The house was built with an extensive system of gas pipes. It seems that the living and dining rooms where lit by gas chandeliers hanging from the ceiling, whilst the other rooms were lit with mantles, usually one is over the fire place and another at some random location which probably suited the first owner. The gas lighting was short lived, bits of newspaper found under the floorboards suggest that electric wiring was installed in 1911. Whilst the gas lighting was blanked off at this time, it seems that the coal fires, may have been replaced or augmented by gas. Lighting a coal fire with old newspaper and kindling wood is time consuming. A quick and easy alternative is the gas poker with one of these devices you simply fill the grate with coal, light the gas poker and plunge it into the fuel and leave it there until the coal is burning. Gas and oil lamps need regular cleaning an maintenance whilst electric lights just have to be replaced after a few hundred hours of use. The house has about twenty light sockets and in the days of incandescent bulbs, there was always one and probably two bulbs that needed replacing, now with LED lighting, failures are rare.

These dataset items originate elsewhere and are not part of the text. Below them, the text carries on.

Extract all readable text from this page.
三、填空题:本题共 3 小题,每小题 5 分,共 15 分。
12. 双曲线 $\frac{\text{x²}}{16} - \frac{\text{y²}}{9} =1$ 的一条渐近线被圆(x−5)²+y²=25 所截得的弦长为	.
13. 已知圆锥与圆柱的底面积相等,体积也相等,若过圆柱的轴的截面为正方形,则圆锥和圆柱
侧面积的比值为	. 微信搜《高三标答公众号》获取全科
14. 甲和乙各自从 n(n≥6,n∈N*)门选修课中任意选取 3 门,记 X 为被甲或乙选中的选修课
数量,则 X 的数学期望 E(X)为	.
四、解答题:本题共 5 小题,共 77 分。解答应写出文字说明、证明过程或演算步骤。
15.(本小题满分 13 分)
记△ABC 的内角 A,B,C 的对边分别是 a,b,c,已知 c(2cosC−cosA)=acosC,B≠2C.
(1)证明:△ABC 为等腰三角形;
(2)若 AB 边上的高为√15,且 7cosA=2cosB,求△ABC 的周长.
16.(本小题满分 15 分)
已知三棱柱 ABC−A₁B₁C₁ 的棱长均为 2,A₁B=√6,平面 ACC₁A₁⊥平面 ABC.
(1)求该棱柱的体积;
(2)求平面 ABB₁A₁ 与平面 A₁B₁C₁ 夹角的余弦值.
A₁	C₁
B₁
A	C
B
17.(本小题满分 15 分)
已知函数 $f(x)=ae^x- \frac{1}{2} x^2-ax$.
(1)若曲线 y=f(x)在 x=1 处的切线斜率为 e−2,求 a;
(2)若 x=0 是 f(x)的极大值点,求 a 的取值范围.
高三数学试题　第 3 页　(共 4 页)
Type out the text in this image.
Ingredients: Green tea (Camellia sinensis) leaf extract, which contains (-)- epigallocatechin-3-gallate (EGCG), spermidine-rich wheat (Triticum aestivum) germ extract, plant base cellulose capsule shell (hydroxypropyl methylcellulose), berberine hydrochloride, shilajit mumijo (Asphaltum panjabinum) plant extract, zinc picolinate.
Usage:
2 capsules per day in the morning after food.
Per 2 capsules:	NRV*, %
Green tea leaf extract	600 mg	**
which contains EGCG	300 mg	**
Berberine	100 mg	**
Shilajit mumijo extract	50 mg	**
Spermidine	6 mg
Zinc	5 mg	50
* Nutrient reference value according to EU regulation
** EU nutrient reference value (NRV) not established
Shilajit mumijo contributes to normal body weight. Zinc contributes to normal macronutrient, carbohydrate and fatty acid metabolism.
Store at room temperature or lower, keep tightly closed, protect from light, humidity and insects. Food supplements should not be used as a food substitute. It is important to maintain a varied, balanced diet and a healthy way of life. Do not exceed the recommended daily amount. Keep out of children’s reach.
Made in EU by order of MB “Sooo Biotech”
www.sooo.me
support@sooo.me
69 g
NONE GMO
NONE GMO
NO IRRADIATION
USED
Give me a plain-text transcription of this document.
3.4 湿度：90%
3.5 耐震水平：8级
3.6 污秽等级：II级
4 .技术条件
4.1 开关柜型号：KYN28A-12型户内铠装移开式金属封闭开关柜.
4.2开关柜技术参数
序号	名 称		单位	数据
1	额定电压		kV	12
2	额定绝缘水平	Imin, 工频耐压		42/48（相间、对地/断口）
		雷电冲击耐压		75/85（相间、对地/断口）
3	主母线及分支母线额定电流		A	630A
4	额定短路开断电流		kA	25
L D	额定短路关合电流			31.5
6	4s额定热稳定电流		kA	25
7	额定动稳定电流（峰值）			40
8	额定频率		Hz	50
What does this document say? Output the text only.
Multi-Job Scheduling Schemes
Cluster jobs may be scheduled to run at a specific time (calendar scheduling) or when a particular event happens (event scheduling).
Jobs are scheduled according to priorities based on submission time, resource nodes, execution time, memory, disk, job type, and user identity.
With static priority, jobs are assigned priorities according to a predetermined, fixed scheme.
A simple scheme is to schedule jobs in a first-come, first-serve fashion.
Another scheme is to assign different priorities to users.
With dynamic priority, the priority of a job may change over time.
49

There have been four generations of electric wiring, the current one whilst not being very tidy, seems to be the most robust. The first system was based on rubber sheathed wires mounted in wooden conduits, some of this was put in by someone with reasonable carpentry skills. At some point, the wood was replaced by metal tubes, probably because the insulation had improved, this in turn was replaced by polythene sheathed conductors and the current cables are covered in PVC.
Domestic hot water has been a challenge. I’m guessing, but hot water for the kitchen came from the range and hot bath water was supplied by a gas fired geyser. I have a horror of these devices which was acquired during my early post-student days when I was once denied a bath by the presence of a dead pigeon in the flue and my hygiene was determined by the direction of the wind. Modern ones work properly. My dislike of geysers may have been shared by an earlier owner who had installed a range or stove with a back boiler. The hot water produced by this contraption reached the bathroom by an iron pipe, by the time it was decommissioned around 1980, the bath taps must have run a slow trickle of dark red water. The inside of the pipe was blocked with rust and limescale. The next upgrade appears to have been gas boiler and hot water cylinder with a gravity flow system, the efficiency of this was somewhere in the range 20 – 40%. A pumped system has increased the efficiency, but there is still room for improvement.
The picture I’m trying to paint is one of change, some of it good, some of it debatable. Whilst I don’t know the people who worked on the house, I know a little of their smoking habits. The men who built the house smoked clay pipes (oddly my wife has one), I have a few bowls and fragments of stem turn up when least expected. By the 1950s, the high tar brands were offering filter tipped versions of the gaspers and a few discarded packets were dropped between the rafters.